架橋ポリ管の施工をする際に1番たちの悪いミスと言えば何を思い浮かべるでしょうか?私もこれまでにい色とミスをやらかしてきましたが、その中でも特にダメージが大きかったのが「サヤ管を切る時に中のポリ管を傷付けてしまうこと」です。(上の写真のようにポリ管が通管しているケース)

なぜこれが1番たちが悪いかと言いますと、”後からわかる事が多い”からです。後からというのはつまりテストを掛けた時や通水時、または最悪のケースではお客さんが使用している時です。これは詳細を後から説明しますが、施工する季節や切断時の刃の入り方によってポリ管の挙動が変わってくることによります。

なぜポリ管が傷付くのか?

架橋ポリ管はCD管のようなサヤ管に限らず、スチロール製やゴム製などの被覆に覆われた状態で配管します(通管済か後通管かは場合による)。その際に末端部分は継手を接続しますから、サヤ管のみをカットしてポリ管を一定の長さ露出させることになります。

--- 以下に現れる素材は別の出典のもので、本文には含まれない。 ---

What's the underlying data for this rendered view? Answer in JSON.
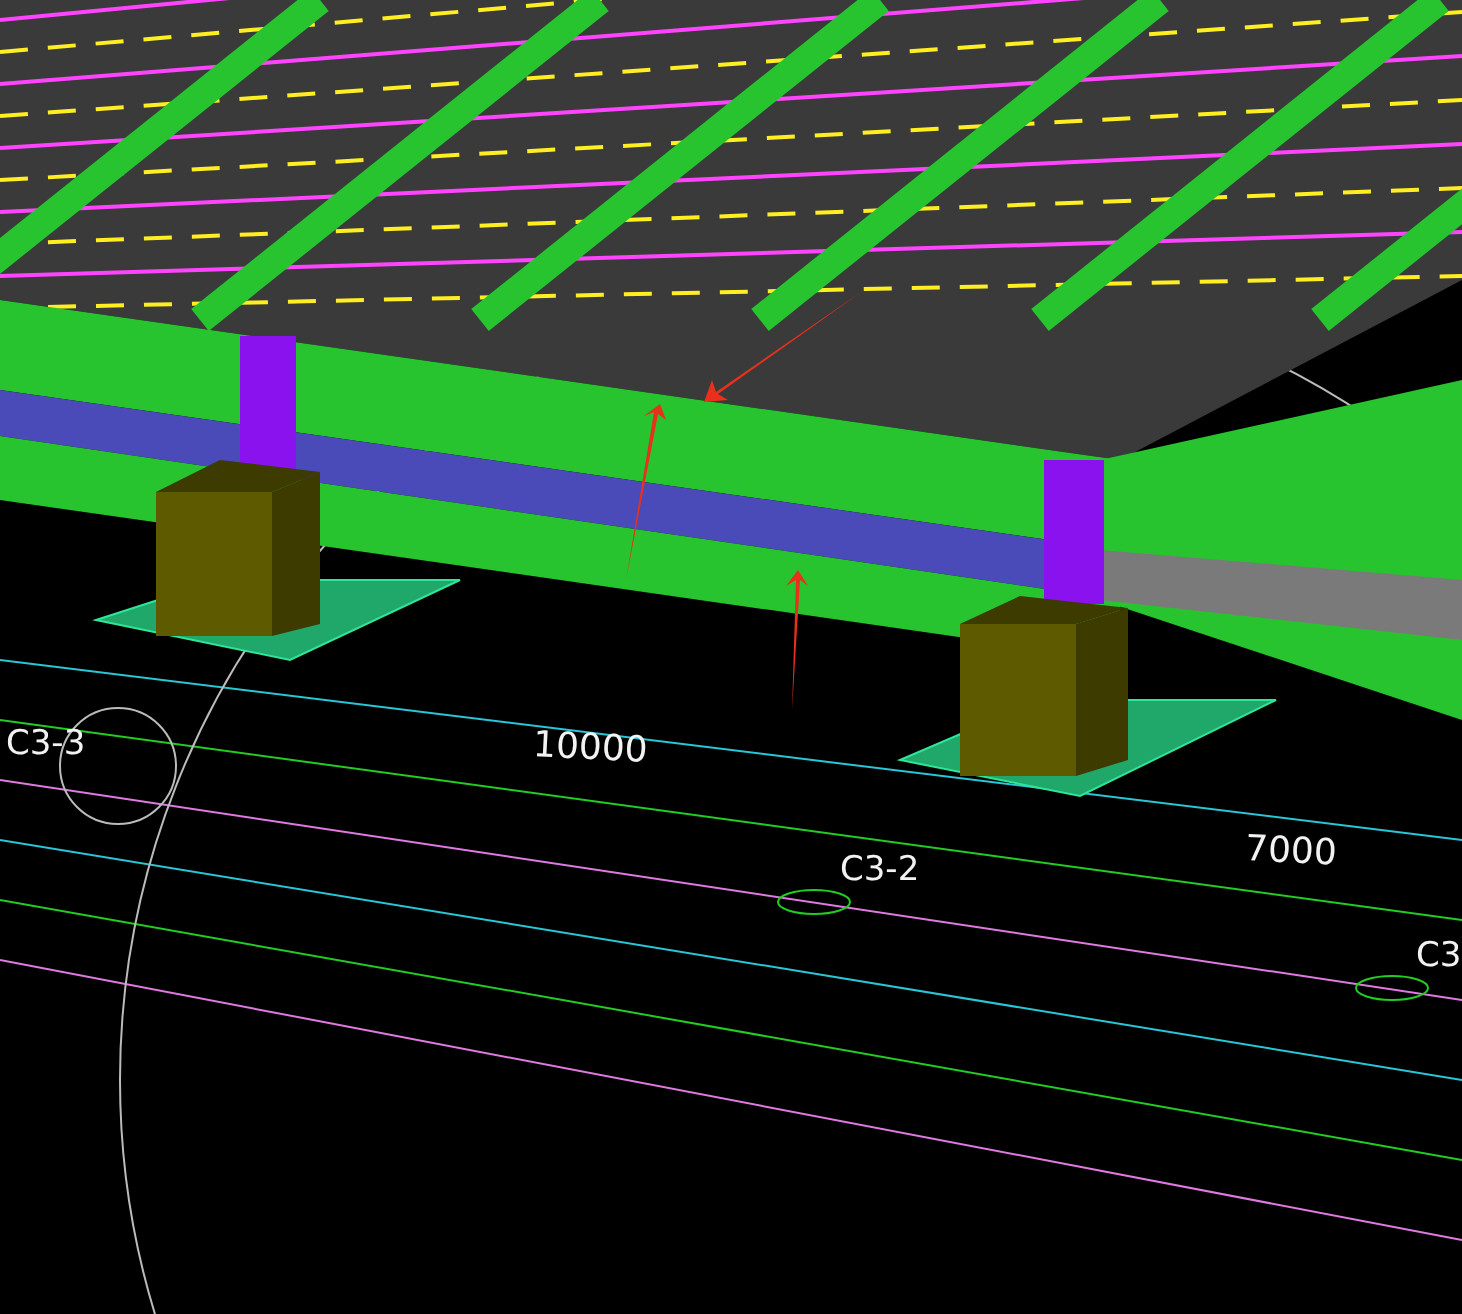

ある程度ポリ管の施工に慣れた方であれば、ポリ管入りのサヤ管をサヤ管のみカットしようとした場合には、中の管を傷付けないように細心の注意を払います。しかし現場に以下のようなサヤ管カッターが無く普通のカッターを使用したり、慣れによって注意が欠けていたりすると、中のポリ管を傷付けてしまうのです。

特に普通のカッターを使用してしまうと、どんなに熟練の方でも何本も切っていると必ずと言ってよいほど、中のポリ管に刃が触れてしまうものです。まず大前提として普通のカッターを使わない事、サヤ管カッターを使う場合でも必ず少しずつ刃を送り偏った力が加わらないようにすることが重要となります。

時間差で被害が出る理由

繰り返しになりますが、このミスの悪いところは後から被害が出る事です。刃がざっくりと入っていれば水圧テストを掛けた時点で漏れますからその時点で直すことが出来ます。もし、微妙に刃が入っている場合には水圧テストをスルーしてしまい、お客さんの使用状況によってある日いきなり漏れます。これはポリ管が柔らかく温度に非常に敏感であり、温度が低い時に力が加わればパキっと折れますし、温度が高ければ膨張して亀裂が入る事もあり得ます。

つまり、季節やお客さんの使用状況によって、いつ漏れるか分からないため、ポリ管に少しでも刃が入ってしまった場合は漏れると思った方が良いでしょう。

ということで、ポリ管入りのサヤ管のサヤ管のみをカットする場合には、専用のサヤ管カッターを使うこと、もしどうしても普通のカッターを使う時は超慎重にカットし少しでもポリ管に刃が触れたらやり直すことをお勧めします。